Spirituality of the Readings
For the Life of the World
Let us review for a moment what has happened in the special season just gone by. I suppose this is a summary of the summaries! It leads to Sunday’s feast, which is a great remembrance of our salvation.
Holy Thursday: we saw Jesus washing the feet of the disciples, cleaning their feet, wiping off the dirt. Then on Good Friday we saw Jesus refuse the way of riches, honor, and pride, instead of following the way of love. He could have avoided the cross, but love said yes to God instead. It was the highest example of real, lasting love we know of. It showed us who God is, in the flesh.
The Sundays after Easter: After his resurrection, Jesus spoke to us about his sacrifice and his having risen from the dead, showing how these are signs of the Father’s love for the whole world. Then the Ascension. Jesus was going away, back to the Father. He was to take his love back to the Trinity—where it started—thus completing the circle.

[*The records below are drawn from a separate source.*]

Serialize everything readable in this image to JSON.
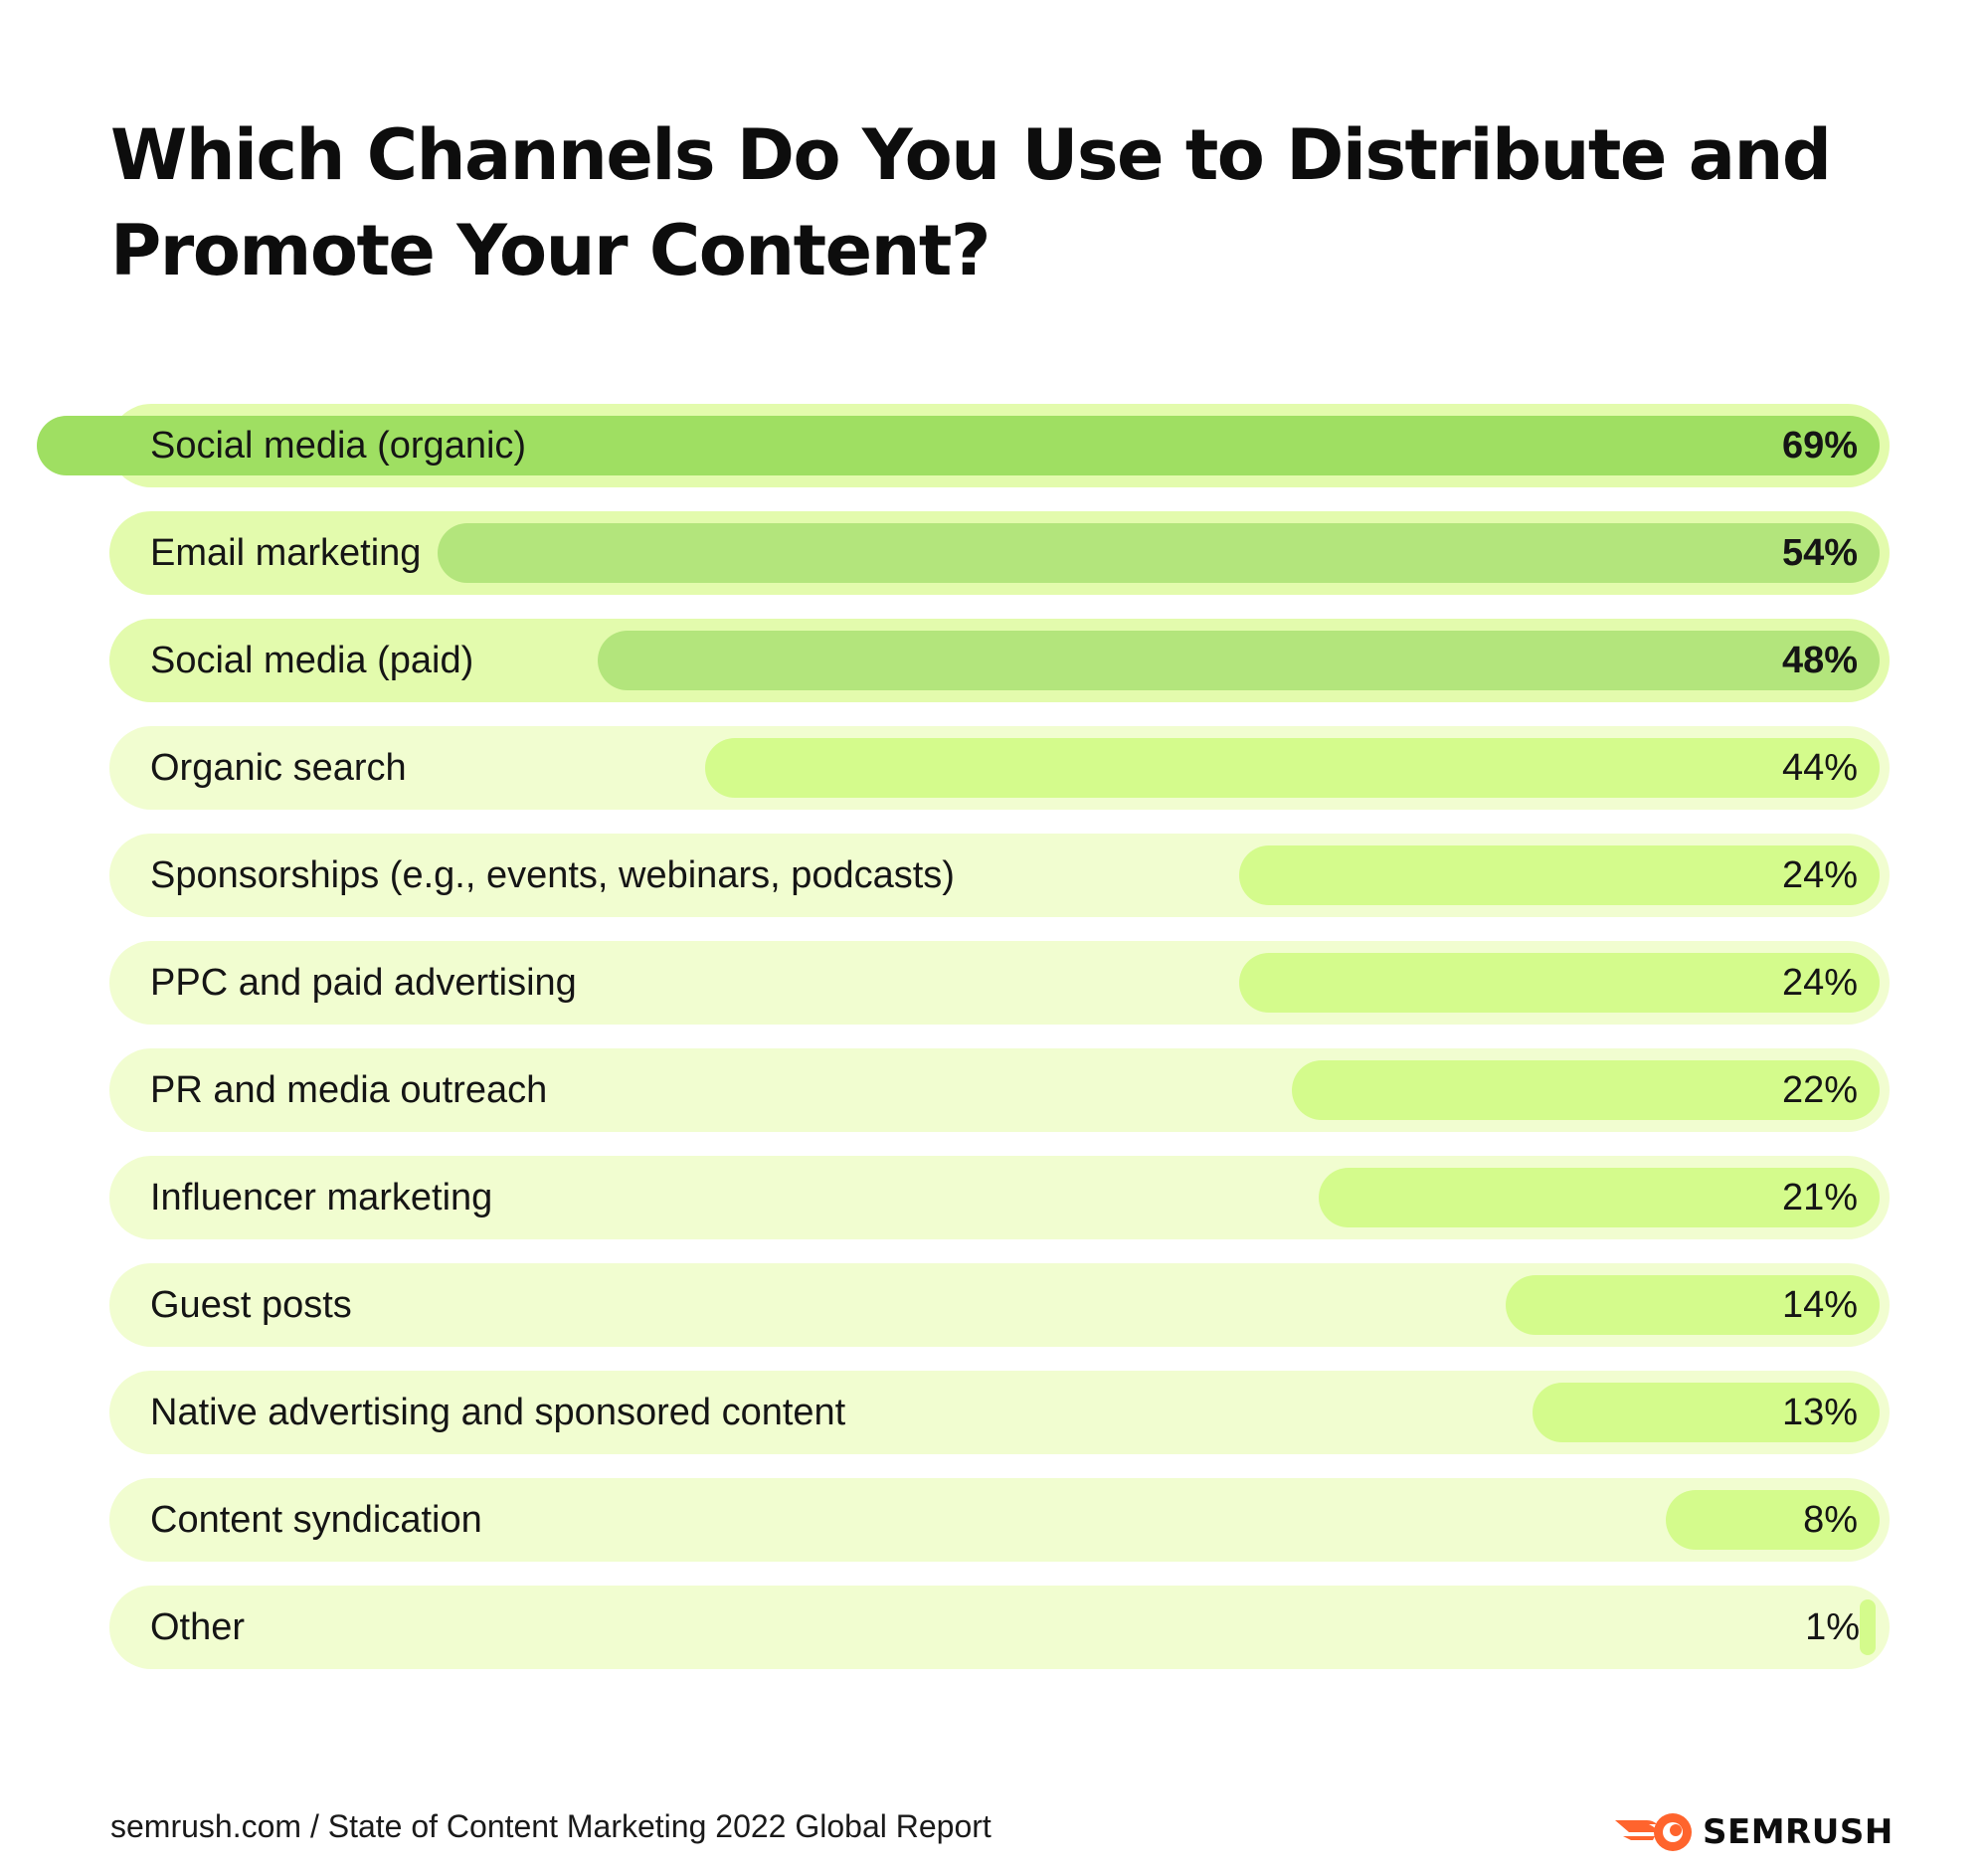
{
  "chart_data": {
    "type": "bar",
    "orientation": "horizontal",
    "title": "Which Channels Do You Use to Distribute and Promote Your Content?",
    "categories": [
      "Social media (organic)",
      "Email marketing",
      "Social media (paid)",
      "Organic search",
      "Sponsorships (e.g., events, webinars, podcasts)",
      "PPC and paid advertising",
      "PR and media outreach",
      "Influencer marketing",
      "Guest posts",
      "Native advertising and sponsored content",
      "Content syndication",
      "Other"
    ],
    "values": [
      69,
      54,
      48,
      44,
      24,
      24,
      22,
      21,
      14,
      13,
      8,
      1
    ],
    "value_labels": [
      "69%",
      "54%",
      "48%",
      "44%",
      "24%",
      "24%",
      "22%",
      "21%",
      "14%",
      "13%",
      "8%",
      "1%"
    ],
    "unit": "%",
    "xlim": [
      0,
      100
    ],
    "grid": false,
    "colors": {
      "track_light": "#f1fdd0",
      "track_highlight": "#e3fbad",
      "bar_max": "#9fdf62",
      "bar_high": "#b3e57c",
      "bar_default": "#d4fb8c"
    }
  },
  "footer": {
    "source": "semrush.com / State of Content Marketing 2022 Global Report",
    "brand": "SEMRUSH",
    "brand_icon": "semrush-fireball-icon",
    "brand_color": "#ff642d"
  }
}
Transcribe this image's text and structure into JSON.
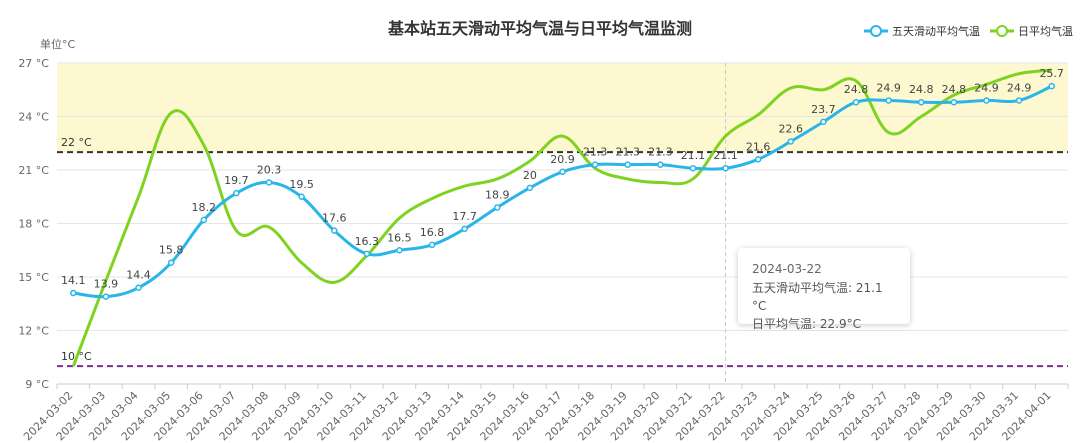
{
  "chart_data": {
    "type": "line",
    "title": "基本站五天滑动平均气温与日平均气温监测",
    "unit_label": "单位°C",
    "y_unit": "°C",
    "ylim": [
      9,
      27
    ],
    "yticks": [
      9,
      12,
      15,
      18,
      21,
      24,
      27
    ],
    "categories": [
      "2024-03-02",
      "2024-03-03",
      "2024-03-04",
      "2024-03-05",
      "2024-03-06",
      "2024-03-07",
      "2024-03-08",
      "2024-03-09",
      "2024-03-10",
      "2024-03-11",
      "2024-03-12",
      "2024-03-13",
      "2024-03-14",
      "2024-03-15",
      "2024-03-16",
      "2024-03-17",
      "2024-03-18",
      "2024-03-19",
      "2024-03-20",
      "2024-03-21",
      "2024-03-22",
      "2024-03-23",
      "2024-03-24",
      "2024-03-25",
      "2024-03-26",
      "2024-03-27",
      "2024-03-28",
      "2024-03-29",
      "2024-03-30",
      "2024-03-31",
      "2024-04-01"
    ],
    "series": [
      {
        "name": "五天滑动平均气温",
        "color": "#2ab5ea",
        "values": [
          14.1,
          13.9,
          14.4,
          15.8,
          18.2,
          19.7,
          20.3,
          19.5,
          17.6,
          16.3,
          16.5,
          16.8,
          17.7,
          18.9,
          20,
          20.9,
          21.3,
          21.3,
          21.3,
          21.1,
          21.1,
          21.6,
          22.6,
          23.7,
          24.8,
          24.9,
          24.8,
          24.8,
          24.9,
          24.9,
          25.7
        ],
        "labels": [
          "14.1",
          "13.9",
          "14.4",
          "15.8",
          "18.2",
          "19.7",
          "20.3",
          "19.5",
          "17.6",
          "16.3",
          "16.5",
          "16.8",
          "17.7",
          "18.9",
          "20",
          "20.9",
          "21.3",
          "21.3",
          "21.3",
          "21.1",
          "21.1",
          "21.6",
          "22.6",
          "23.7",
          "24.8",
          "24.9",
          "24.8",
          "24.8",
          "24.9",
          "24.9",
          "25.7"
        ]
      },
      {
        "name": "日平均气温",
        "color": "#7ed321",
        "values": [
          10,
          14.8,
          19.5,
          24.2,
          22.4,
          17.6,
          17.8,
          15.8,
          14.7,
          16.2,
          18.3,
          19.4,
          20.1,
          20.5,
          21.5,
          22.9,
          21.1,
          20.5,
          20.3,
          20.5,
          22.9,
          24.1,
          25.6,
          25.5,
          26,
          23.1,
          24,
          25.2,
          25.8,
          26.4,
          26.6
        ]
      }
    ],
    "reference_lines": [
      {
        "value": 22,
        "label": "22 °C",
        "color": "#333333"
      },
      {
        "value": 10,
        "label": "10 °C",
        "color": "#7b2d8e"
      }
    ],
    "highlight_band": {
      "from": 22,
      "to": 27,
      "color": "#fdf8d0"
    },
    "grid": true,
    "legend_position": "top-right",
    "tooltip": {
      "date": "2024-03-22",
      "line1": "五天滑动平均气温: 21.1 °C",
      "line2": "日平均气温: 22.9°C"
    }
  }
}
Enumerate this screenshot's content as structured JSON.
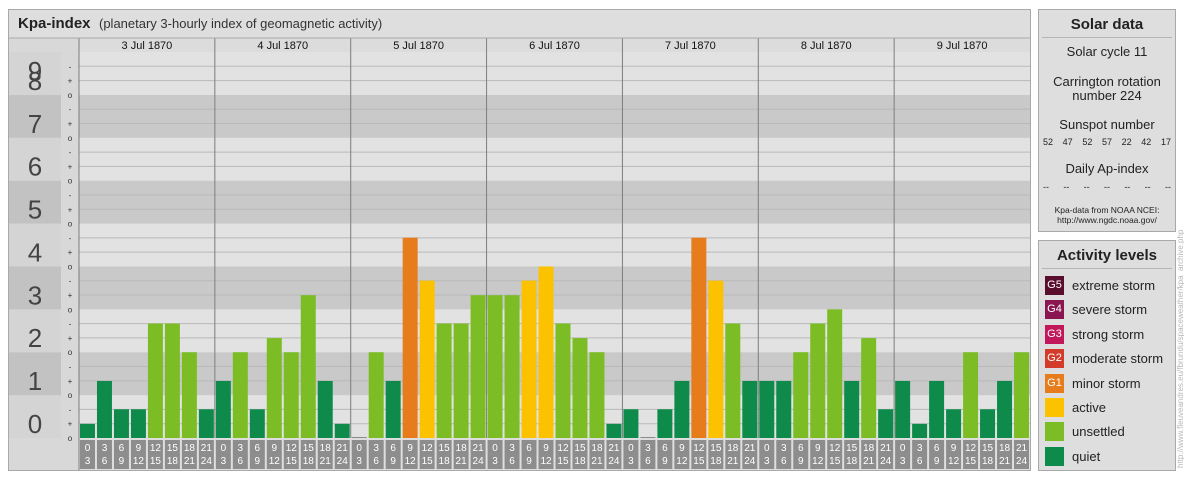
{
  "header": {
    "title": "Kpa-index",
    "subtitle": "(planetary 3-hourly index of geomagnetic activity)"
  },
  "chart_data": {
    "type": "bar",
    "title": "Kpa-index",
    "subtitle": "(planetary 3-hourly index of geomagnetic activity)",
    "ylim": [
      0,
      9
    ],
    "y_ticks": [
      "0",
      "1",
      "2",
      "3",
      "4",
      "5",
      "6",
      "7",
      "8",
      "9"
    ],
    "minor_ticks": [
      "-",
      "o",
      "+"
    ],
    "days": [
      "3 Jul 1870",
      "4 Jul 1870",
      "5 Jul 1870",
      "6 Jul 1870",
      "7 Jul 1870",
      "8 Jul 1870",
      "9 Jul 1870"
    ],
    "intervals": [
      [
        "0",
        "3"
      ],
      [
        "3",
        "6"
      ],
      [
        "6",
        "9"
      ],
      [
        "9",
        "12"
      ],
      [
        "12",
        "15"
      ],
      [
        "15",
        "18"
      ],
      [
        "18",
        "21"
      ],
      [
        "21",
        "24"
      ]
    ],
    "values": [
      [
        0.33,
        1.33,
        0.67,
        0.67,
        2.67,
        2.67,
        2.0,
        0.67
      ],
      [
        1.33,
        2.0,
        0.67,
        2.33,
        2.0,
        3.33,
        1.33,
        0.33
      ],
      [
        0.0,
        2.0,
        1.33,
        4.67,
        3.67,
        2.67,
        2.67,
        3.33
      ],
      [
        3.33,
        3.33,
        3.67,
        4.0,
        2.67,
        2.33,
        2.0,
        0.33
      ],
      [
        0.67,
        0.0,
        0.67,
        1.33,
        4.67,
        3.67,
        2.67,
        1.33
      ],
      [
        1.33,
        1.33,
        2.0,
        2.67,
        3.0,
        1.33,
        2.33,
        0.67
      ],
      [
        1.33,
        0.33,
        1.33,
        0.67,
        2.0,
        0.67,
        1.33,
        2.0
      ]
    ],
    "colors": {
      "quiet": "#0e8b4a",
      "unsettled": "#7cbd25",
      "active": "#fcc200",
      "minor_storm": "#e67c1c",
      "moderate_storm": "#d33b2a",
      "strong_storm": "#c2185b",
      "severe_storm": "#8b1550",
      "extreme_storm": "#5a0e2e"
    }
  },
  "solar": {
    "title": "Solar data",
    "cycle": "Solar cycle 11",
    "rotation_line1": "Carrington rotation",
    "rotation_line2": "number 224",
    "sunspot_title": "Sunspot number",
    "sunspots": [
      "52",
      "47",
      "52",
      "57",
      "22",
      "42",
      "17"
    ],
    "ap_title": "Daily Ap-index",
    "ap_values": [
      "--",
      "--",
      "--",
      "--",
      "--",
      "--",
      "--"
    ],
    "credit_line1": "Kpa-data from NOAA NCEI:",
    "credit_line2": "http://www.ngdc.noaa.gov/"
  },
  "levels": {
    "title": "Activity levels",
    "items": [
      {
        "code": "G5",
        "label": "extreme storm",
        "color": "#5a0e2e"
      },
      {
        "code": "G4",
        "label": "severe storm",
        "color": "#8b1550"
      },
      {
        "code": "G3",
        "label": "strong storm",
        "color": "#c2185b"
      },
      {
        "code": "G2",
        "label": "moderate storm",
        "color": "#d33b2a"
      },
      {
        "code": "G1",
        "label": "minor storm",
        "color": "#e67c1c"
      },
      {
        "code": "",
        "label": "active",
        "color": "#fcc200"
      },
      {
        "code": "",
        "label": "unsettled",
        "color": "#7cbd25"
      },
      {
        "code": "",
        "label": "quiet",
        "color": "#0e8b4a"
      }
    ]
  },
  "watermark": "http://www.fleuveandres.eu/fbrundu/spaceweather/kpa_archive.php"
}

Therefore, he left us, and if that were the end of the story we would have only memories.
On Pentecost he sent his Spirit into our hearts. We ourselves, his followers, were to receive that Spirit and become his new and continuing body for the life of the world. There is only one condition: that we let go and allow his Holy Spirit dwell in our lives. Gradually we would sense with Spiritual eyes what The Holy Trinity is all about.
How, exactly, are we to let the Holy Spirit find this dwelling place within us? If we look around at our culture, it seems impossible. A lot of our neighbors have thrown away the idea of a soul altogether and even the notion of a God. Others just dive into the flesh pots, so to speak, and by doing so, deny that there is such a thing in them as a depth where some Holy Spirit could dwell.
But we do have such a depth, all of us and each of us. We just need to let go and learn to be loved by this Spirit of Jesus and of his Abba. Then it will occur to us why the Christ had promised the Holy Spirit and then sent it.
However, one unhandy fact remains. We are flesh and blood creatures, not merely spirits. Would Christ have gone away to heaven, leaving his followers to make their own way without him? No. The sacrament of his Body and Blood is the way we join in the complete life of Christ. Just as the Holy Spirit comes together with our spirit, the sacrament of Christ’s body becomes one with our own bodies in a gradual but intimate transformation.
To put it another way, we need Manna if we are to survive (First Reading)! Today’s Feast of the Body and Blood of Christ shows this. The great plan of God could get lost unless there were a Manna-like sacrament to draw our bodies and our spirits into Christ’s presence.
And so, now the Easter picture is complete. Christ remains in the world for all time. He is spiritually and physically present to the world in us, as often as we accept his body and dwell in his Spirit.
That is the reason for this final feast after Easter.